"Better a fallen rocket than never a burst of light."
~ Tom Stoppard, The Invention of Love

Saturday, January 4, 2020

Knives Out (2019, PG-13)


This is a movie whose trailer flashed its stacked cast and ambience at you, and while I didn’t rush out to see it opening weekend, I did grab the chance to catch it fairly early in its run. An interesting murder-mystery yarn that goes some places I wasn’t expecting and features a lot of terrific people doing nice work.

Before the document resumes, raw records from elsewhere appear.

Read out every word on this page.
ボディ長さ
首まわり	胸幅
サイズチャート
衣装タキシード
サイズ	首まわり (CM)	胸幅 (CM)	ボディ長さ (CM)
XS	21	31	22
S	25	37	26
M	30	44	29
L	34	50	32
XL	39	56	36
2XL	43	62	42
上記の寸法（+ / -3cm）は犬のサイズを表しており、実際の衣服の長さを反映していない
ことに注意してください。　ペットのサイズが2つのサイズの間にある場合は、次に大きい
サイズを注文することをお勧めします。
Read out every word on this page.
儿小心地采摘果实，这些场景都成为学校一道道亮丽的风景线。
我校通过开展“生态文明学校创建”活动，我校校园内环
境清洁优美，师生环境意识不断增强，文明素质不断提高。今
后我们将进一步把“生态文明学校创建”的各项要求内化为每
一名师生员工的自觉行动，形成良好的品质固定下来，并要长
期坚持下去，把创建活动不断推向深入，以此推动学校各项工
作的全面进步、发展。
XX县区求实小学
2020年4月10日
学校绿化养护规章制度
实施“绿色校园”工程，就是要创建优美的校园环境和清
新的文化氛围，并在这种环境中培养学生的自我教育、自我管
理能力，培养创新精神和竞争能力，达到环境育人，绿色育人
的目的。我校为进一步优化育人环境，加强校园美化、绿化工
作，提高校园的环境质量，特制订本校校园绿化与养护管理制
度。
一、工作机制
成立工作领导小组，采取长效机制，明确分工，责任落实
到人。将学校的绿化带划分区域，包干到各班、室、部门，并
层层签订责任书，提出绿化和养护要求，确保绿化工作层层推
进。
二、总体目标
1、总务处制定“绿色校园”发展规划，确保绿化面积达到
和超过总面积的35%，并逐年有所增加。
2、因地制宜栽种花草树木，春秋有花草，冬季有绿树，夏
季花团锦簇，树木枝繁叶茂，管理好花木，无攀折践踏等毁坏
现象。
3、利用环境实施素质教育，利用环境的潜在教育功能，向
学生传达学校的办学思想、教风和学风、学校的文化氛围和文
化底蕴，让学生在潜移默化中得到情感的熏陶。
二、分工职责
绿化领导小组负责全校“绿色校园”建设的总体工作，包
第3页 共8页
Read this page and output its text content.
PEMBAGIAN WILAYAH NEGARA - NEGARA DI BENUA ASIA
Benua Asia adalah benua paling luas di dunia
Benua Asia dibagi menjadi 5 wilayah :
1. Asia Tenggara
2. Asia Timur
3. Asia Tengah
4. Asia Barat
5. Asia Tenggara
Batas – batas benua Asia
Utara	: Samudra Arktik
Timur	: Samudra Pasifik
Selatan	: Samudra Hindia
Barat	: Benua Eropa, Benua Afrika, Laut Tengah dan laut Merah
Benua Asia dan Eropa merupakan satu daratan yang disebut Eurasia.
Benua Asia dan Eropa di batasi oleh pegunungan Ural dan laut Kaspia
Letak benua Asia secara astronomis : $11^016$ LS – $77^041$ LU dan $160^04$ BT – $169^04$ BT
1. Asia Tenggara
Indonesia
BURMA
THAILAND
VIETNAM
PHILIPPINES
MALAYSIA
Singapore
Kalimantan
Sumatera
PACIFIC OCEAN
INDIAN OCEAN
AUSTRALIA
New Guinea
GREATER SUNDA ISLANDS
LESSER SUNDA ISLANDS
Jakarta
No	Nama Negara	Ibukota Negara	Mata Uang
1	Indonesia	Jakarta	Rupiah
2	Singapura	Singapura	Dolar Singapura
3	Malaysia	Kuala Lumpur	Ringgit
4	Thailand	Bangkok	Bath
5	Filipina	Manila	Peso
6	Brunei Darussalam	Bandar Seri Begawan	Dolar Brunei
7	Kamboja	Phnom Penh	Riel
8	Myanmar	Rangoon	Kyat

When renowned murder-mystery writer Harlan Thrombey apparently commits suicide on the night of his 85th birthday, the family, already recently assembled for his party, gathers together again, first to mourn the loss of their patriarch and second to meet the probing eye of one Benoit Blanc, a well-respected private detective hired anonymously to investigate Harlan’s death. Naturally, everyone has something they’re hiding, and it’s up to Blanc to determine if any of those secrets add up to murder. In the middle, caught between the eccentric detective and the wealthy bereaved family, is Harlan’s nurse Marta, the one who cares the most that he’s dead.



One thing I should point out is that this movie is rather deceptively advertised. The trailers highlighted the star-studded actors playing the Thrombeys, from Jamie Lee Curtis to Chris Evans to Toni Collette to Michael Shannon to Christopher Plummer as the deceased Harlan. Really, though, the movie isn’t about them. While they’re all well-cast and do fine jobs, they’re there more as pieces in the puzzle than characters in the story. More central is Daniel Craig as Benoit Blanc, who’s better-positioned in the proceedings (and who I wouldn’t be surprised to see turn up again in a new whodunit.) However, ultimately, this is the story of Marta, played by Ana de Armas. I wasn’t at all familiar with de Armas before seeing this movie, but she holds her own impressively against a number of Hollywood heavyweights.



I like that Marta is the main character we follow, the one who’s existed in the Thrombeys’ lives (“you’re one of the family!” they repeatedly insist to her) but isn’t one of them (“you should’ve been invited to the funeral – I was overruled,” they repeated confide to her.) She knows things because they speak in her presence forgetting that she’s there, and in the last years of Harlan’s life, she came to understand him better than any of them did. It’s an interesting vantage point for the story to follow, and it makes for an interesting focal point for the movie.



As for the mystery, there are some good twists and turns, and even if there are some developments I guessed along the way, it’s still fun to see how they play out. Similar to how the film defies expectations (and its own marketing) by centering around the cast member with the shortest resumé, it also goes against the grain of what I think of as the usual murder-mystery/whodunit format. I won’t get into any specifics, for the sake of spoilers, but the story bends in directions I don’t expect to, and that makes it easy to get invested. Although the movie is a little too long and definitely feels it at times, it’s an entertaining romp that revels in its own 21st-century Agatha Christie-ness.



Warnings



Violence, sexual references, drinking/smoking, a little gross-out humor, and thematic elements.